Los críticos de esta paradoja afirman que las decisiones humanas pocas veces se parecen a la de nuestro burro, con permiso de Buridán. Dicen esto porque las decisiones humanas no se basan en una diferencia objetiva de valor, sino en una percepción de la de diferencia de valor. Aun así, todos seguimos conociendo a personas que frente a dos opciones y sobre las que tienen una preferencia clara, no se terminan de decidir.

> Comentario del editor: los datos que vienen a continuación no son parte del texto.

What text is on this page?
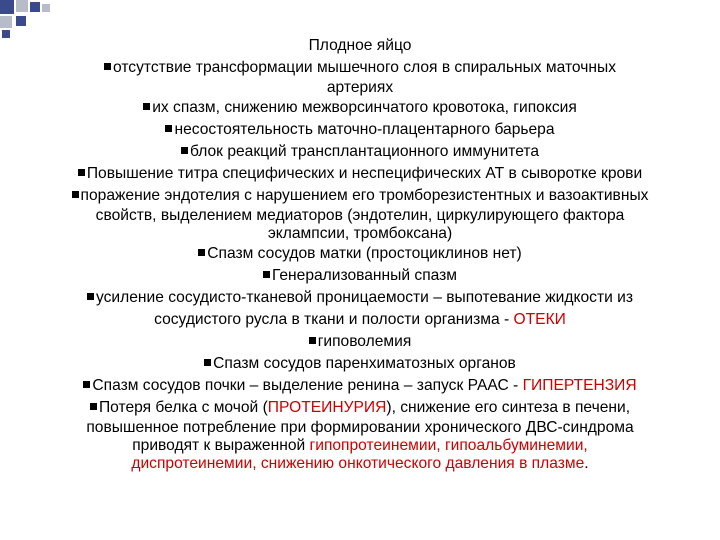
Плодное яйцо

отсутствие трансформации мышечного слоя в спиральных маточных

артериях

их спазм, снижению межворсинчатого кровотока, гипоксия

несостоятельность маточно-плацентарного барьера

блок реакций трансплантационного иммунитета

Повышение титра специфических и неспецифических АТ в сыворотке крови

поражение эндотелия с нарушением его тромборезистентных и вазоактивных

свойств, выделением медиаторов (эндотелин, циркулирующего фактора

эклампсии, тромбоксана)

Спазм сосудов матки (простоциклинов нет)

Генерализованный спазм

усиление сосудисто-тканевой проницаемости – выпотевание жидкости из

сосудистого русла в ткани и полости организма - ОТЕКИ

гиповолемия

Спазм сосудов паренхиматозных органов

Спазм сосудов почки – выделение ренина – запуск РААС - ГИПЕРТЕНЗИЯ

Потеря белка с мочой (ПРОТЕИНУРИЯ), снижение его синтеза в печени,

повышенное потребление при формировании хронического ДВС-синдрома

приводят к выраженной гипопротеинемии, гипоальбуминемии,

диспротеинемии, снижению онкотического давления в плазме.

Políticamente se puede preguntar si los hombres no estaremos metiéndonos en un universo de Buridán en el que lo enojoso de la elección nos aboca a un cómodo y definitivo sopor intelectual y moral. Cada vez más se va perfilando la idea de que la opinión pública, la llamada opinión pública, no es tanto la de un público más o menos dispuesto a manifestar sus ideas, sino, muy al contrario, la que se hace públicamente universal a través del uso de esforzados voceros y de medios técnicos capaces de imponer el criterio, incluso con violencia. Encontrar hoy un líder no es cosa fácil. Buscar un líder es, en no poca medida, una tarea que conduce a la posibilidad de abdicación del propio juicio a cambio de absorber todo lo que el ídolo vaya aireando. Ni siquiera pasa él mismo de ser más cosa que un portavoz autorizado, ya que tanto sus gestos y actitudes como sus pensamientos y discursos son elaborados y ensamblados, tras el telón, por un equipo de técnicos de publicidad de las ideas que actúa de forma ni siquiera vergonzante. No faltará quien piense que para este viaje sobraban todas las alforjas del asno, si al fin y a la postre iba a terminar dudando de hacia dónde tendría que volcar la carga.

El asno de Buridán nos ha de servir, al menos, para  hacemos recordar que no basta el tener dónde elegir para acabar con las miserias de la tutela, ya que en realidad esos asnos no hacen sino suponer que lo que se ofrece es, se mire como se mire, una y la misma cosa. A la inicial perplejidad ante lo que encontramos envuelto y adornado con los atractivos colores que se cuecen en las oficinas de imagen pudiera responderse, sin duda, con la sabia estrategia de la indiferencia. Pero sería inútil hacer de ella la cifra mágica de la salvación.